Incentives for low-draft vessels on anvil: Minister

Cargo can be moved along State’s 600-km coastline

August 24, 2012 11:06 am | Updated 11:06 am IST - KOCHI

UNDERUTILISED: Excise Minister K. Babu arriving to inaugurate a seminar on ‘New trends in logistics the gateway to fast track prosperity,’ in the city onThursday. Photo: Vipin Chandran

UNDERUTILISED: Excise Minister K. Babu arriving to inaugurate a seminar on ‘New trends in logistics the gateway to fast track prosperity,’ in the city onThursday. Photo: Vipin Chandran

Minister for Ports and Excise K. Babu said here on Thursday that the government was looking at providing incentives for building or acquiring low-draft vessels to increase tonnage in the coastal cargo sector.

The minister was inaugurating a seminar here on new trends in logistics, organised jointly by Kerala State Productivity Council and Falcon Infrastructures Limited, in association with Emerging Kerala.

He said that a recent meeting convened by him of stakeholders in coastal shipping brought out the need for low-draft vessels to service domestic cargo along Kerala’s nearly 600-km coastline.

Mr. Babu said that the government would also support development of port-based logistics hubs as he called for the exploitation of the state’s potential for movement of cargo via the large network of its water bodies.

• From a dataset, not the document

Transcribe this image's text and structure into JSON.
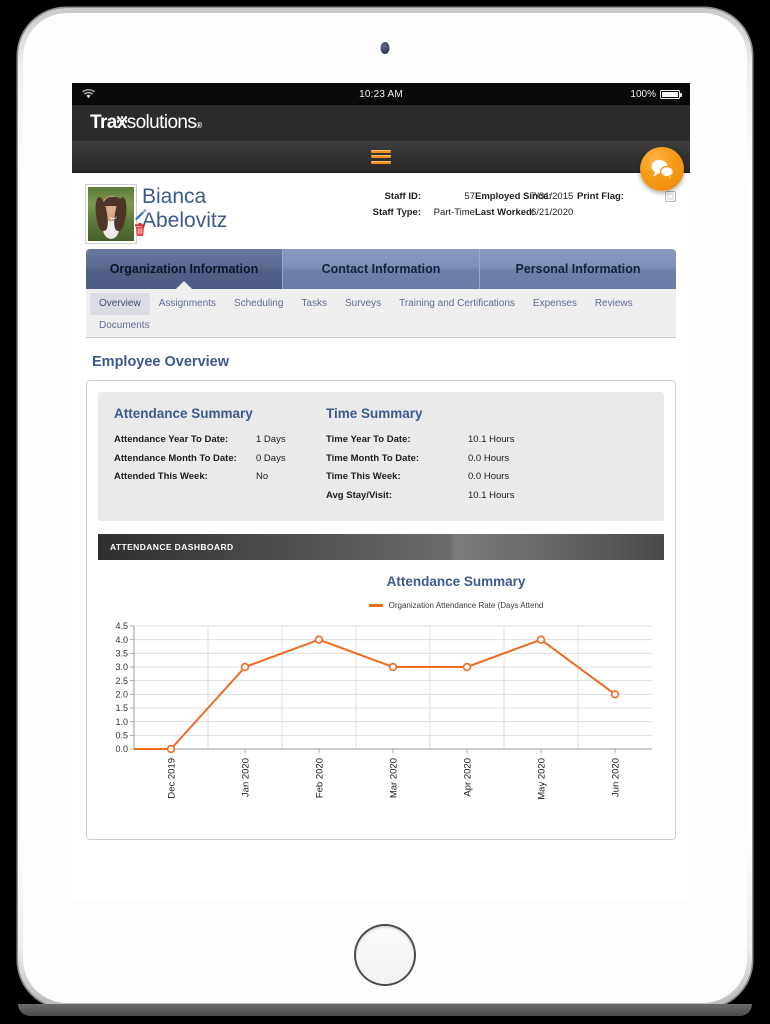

Road congestion had made it imperative that extensive water bodies are used for transport, he said.

Though coastal shipping and use of inland waterways are among the 10 initiatives proposed by technocrat and development planner Sam Pitroda for Kerala, the State had yet to take forward its initiatives.

Mr. Babu also pointed out that though Kerala and Gujarat differed politically, the latter’s model of port development and utilisation of its coast to move cargo needs to be imitated by other states. Kerala would try and do what Gujarat had done in this regard, the Minister added.

He admitted that though the government had been making all out efforts to make National Waterway No. 3 operational, there were still bottlenecks. At the same time, efforts were on to extend the National Waterway beyond Kollam to Thiruvananthapuram and beyond Kottappuram to Kasargod.

Former Chairman of Kerala State Productivity Council K. M. Amanulla, welcomed the gathering and chairman V. Ramachandran presided at the inauguration.